Is de uitspraak van Michielsen over de oververtegenwoordiging van mensen uit Indië actief in oorlog en verzet te staven? Historicus Herman Keppy schrijft dat er in de luchtmacht van het Verenigd Koninkrijk, de Royal Air Force (RAF), van de 900 Nederlanders die meestreden, 207 werden geboren in Nederlands-Indië. Dat is opmerkelijk veel. Maar buiten de institutionele wereld, in het verzet, is het moeilijk om cijfers te verzamelen over aantallen Nederlanders en mensen met een koloniale achtergrond. Of het klopt dat zij oververtegenwoordigd waren, is dus niet vast te stellen, maar dát zij zeer actief waren, is wel te verklaren. Om te beginnen bevonden zich onder deze groep veel studenten: onder hen is relatief veel verzet gepleegd. Zo hieven studentenverenigingen zich op omdat zij weigerden hun Joodse leden te royeren. Maar liefst 85 procent van de studenten weigerde in 1943 bovendien het tekenen van de verplichte verklaring van loyaliteit aan het Duitse Rijk. Omdat studenten meestal nog geen gezin of betrekking hadden, waren zij minder gebonden. Daarnaast waren zij jong, sterk, vaak tijdens hun studie getraind in autonoom denken, en konden zij terugvallen op onderlinge verbondenheid, ook na de opheffing van de studentenverenigingen.

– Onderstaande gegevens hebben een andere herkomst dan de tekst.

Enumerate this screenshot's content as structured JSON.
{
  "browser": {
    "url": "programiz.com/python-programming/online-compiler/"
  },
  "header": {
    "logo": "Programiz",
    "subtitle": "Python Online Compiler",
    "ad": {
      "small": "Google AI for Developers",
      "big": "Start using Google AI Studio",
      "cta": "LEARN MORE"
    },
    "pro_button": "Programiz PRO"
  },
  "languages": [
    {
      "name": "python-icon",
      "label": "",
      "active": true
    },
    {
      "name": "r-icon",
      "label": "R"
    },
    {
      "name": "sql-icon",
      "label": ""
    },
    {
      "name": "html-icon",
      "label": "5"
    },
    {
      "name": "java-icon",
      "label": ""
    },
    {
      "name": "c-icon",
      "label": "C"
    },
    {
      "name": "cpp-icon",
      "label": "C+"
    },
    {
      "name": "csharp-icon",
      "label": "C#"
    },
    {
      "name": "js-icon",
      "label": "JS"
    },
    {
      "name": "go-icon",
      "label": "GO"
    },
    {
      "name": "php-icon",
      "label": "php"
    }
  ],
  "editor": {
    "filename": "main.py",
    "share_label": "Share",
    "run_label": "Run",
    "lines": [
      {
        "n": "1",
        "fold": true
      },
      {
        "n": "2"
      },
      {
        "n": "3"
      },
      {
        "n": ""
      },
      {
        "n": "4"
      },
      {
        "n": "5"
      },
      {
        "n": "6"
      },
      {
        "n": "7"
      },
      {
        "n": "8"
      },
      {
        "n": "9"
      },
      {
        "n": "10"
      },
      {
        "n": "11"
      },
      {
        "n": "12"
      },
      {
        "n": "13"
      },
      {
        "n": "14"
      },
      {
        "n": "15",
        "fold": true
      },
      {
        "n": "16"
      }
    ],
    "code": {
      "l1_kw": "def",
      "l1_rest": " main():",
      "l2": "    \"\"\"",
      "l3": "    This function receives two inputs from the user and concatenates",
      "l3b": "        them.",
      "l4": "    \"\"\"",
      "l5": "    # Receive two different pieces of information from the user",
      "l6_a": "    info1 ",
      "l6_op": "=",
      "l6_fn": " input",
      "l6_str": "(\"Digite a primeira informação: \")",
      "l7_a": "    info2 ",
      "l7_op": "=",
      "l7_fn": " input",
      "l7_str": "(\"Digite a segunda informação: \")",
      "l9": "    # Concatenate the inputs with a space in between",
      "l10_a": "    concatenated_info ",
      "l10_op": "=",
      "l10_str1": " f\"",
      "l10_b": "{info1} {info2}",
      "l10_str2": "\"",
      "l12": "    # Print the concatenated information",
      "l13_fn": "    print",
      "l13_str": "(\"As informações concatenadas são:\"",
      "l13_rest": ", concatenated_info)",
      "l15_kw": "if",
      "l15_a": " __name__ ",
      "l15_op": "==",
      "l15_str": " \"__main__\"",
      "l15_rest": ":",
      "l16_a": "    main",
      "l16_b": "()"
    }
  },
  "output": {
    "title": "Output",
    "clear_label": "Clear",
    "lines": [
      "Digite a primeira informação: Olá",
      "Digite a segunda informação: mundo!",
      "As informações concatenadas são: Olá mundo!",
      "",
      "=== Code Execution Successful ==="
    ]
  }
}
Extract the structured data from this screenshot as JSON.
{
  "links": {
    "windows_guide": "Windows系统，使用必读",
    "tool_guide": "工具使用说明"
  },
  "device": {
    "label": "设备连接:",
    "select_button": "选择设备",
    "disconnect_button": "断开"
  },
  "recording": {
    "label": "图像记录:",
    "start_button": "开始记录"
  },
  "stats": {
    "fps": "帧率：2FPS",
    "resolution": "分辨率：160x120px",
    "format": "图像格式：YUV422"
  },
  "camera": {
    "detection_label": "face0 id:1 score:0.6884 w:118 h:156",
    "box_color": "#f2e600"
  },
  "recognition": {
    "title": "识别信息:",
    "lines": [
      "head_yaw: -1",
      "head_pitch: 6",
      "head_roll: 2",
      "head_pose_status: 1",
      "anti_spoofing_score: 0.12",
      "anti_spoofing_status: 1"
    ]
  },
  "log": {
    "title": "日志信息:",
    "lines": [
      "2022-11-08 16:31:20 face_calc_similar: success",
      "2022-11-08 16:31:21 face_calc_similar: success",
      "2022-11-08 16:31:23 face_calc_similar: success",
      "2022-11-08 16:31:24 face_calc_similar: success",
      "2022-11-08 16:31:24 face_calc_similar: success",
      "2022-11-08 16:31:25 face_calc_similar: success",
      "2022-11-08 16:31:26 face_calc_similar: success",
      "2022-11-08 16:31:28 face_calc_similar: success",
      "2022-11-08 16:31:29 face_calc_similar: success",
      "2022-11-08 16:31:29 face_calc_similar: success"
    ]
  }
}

Het landelijke bestuur van Roekoen Peladjar Indonesia (Roepi), oftewel de Bond van Indonesische studerenden
Het landelijke bestuur van Roekoen Peladjar Indonesia (Roepi), oftewel de Bond van Indonesische studerenden, in 1940. Van links naar rechts, zittend: Evie Poetiray, Soeripno, Daliloeddin, Rozai Koesoemasoebrata. Staand: Rasono Woejaningrat, Amir Hamzah en Maroeto Daroesman. Evie Poetiray was actief in het Amsterdamse verzet. Uit: Slavernijverleden van Hofstad Den Haag

Voor migranten uit de kolonies is nog een aantal andere motieven denkbaar. Opgegroeid in Nederlands-Indië en het Caribisch gebied, beschikten zij ten eerste over een bredere kijk op zaken in het leven:

‘Ik had net als andere Indische mensen een kosmopolitische geest. Je verplaatst je gemakkelijk, je bent minder honkvast.

Peter Tazelaar in 1945
Peter Tazelaar in 1945 (CC0 – Willem van de Poll – Nationaal Archief)
Aldus verzetsstrijder Peter Tazelaar. Omdat het contact met hun geboorteland was verbroken en de meeste studenten zonder hun ouders in Nederland verbleven, konden zij ten tweede onafhankelijk beslissen of zij de riskante stap zouden nemen om tot het verzet toe te treden. Ten derde waren migranten uit Nederlands-Indië en het Caribisch gebied opgegroeid in een systeem waarin ras en hiërarchie aan elkaar gekoppeld waren. In de gekoloniseerde samenlevingen in Nederlands-Indië en de Cariben hadden zij meegemaakt hoe het was om op basis van herkomst en uiterlijk niet dezelfde mogelijkheden op de maatschappelijke ladder te hebben als Europeanen. Ten vierde werd daar in Nederland nog een schepje bovenop gedaan. Hier aangekomen voor scholing en ontwikkeling, ondervonden sommigen opnieuw buitensluiting. Zo werd het caféhouders in 1942 verboden nog langer ‘suriname-negers en hun barbaarse muziek’ te laten optreden. Het is mogelijk dat migranten uit Nederlands-Indië en het Caribisch gebied door deelname aan het verzet wilden onderstrepen ‘echt Nederlander’ te zijn. Ten vijfde herkenden zij vanuit hun achtergrond sneller dan anderen het gevaar van uitsluiting op basis van racisme en antisemitisme, en kwamen zij hiertegen in verweer door deelname aan het verzet tegen de Duitse overheersing.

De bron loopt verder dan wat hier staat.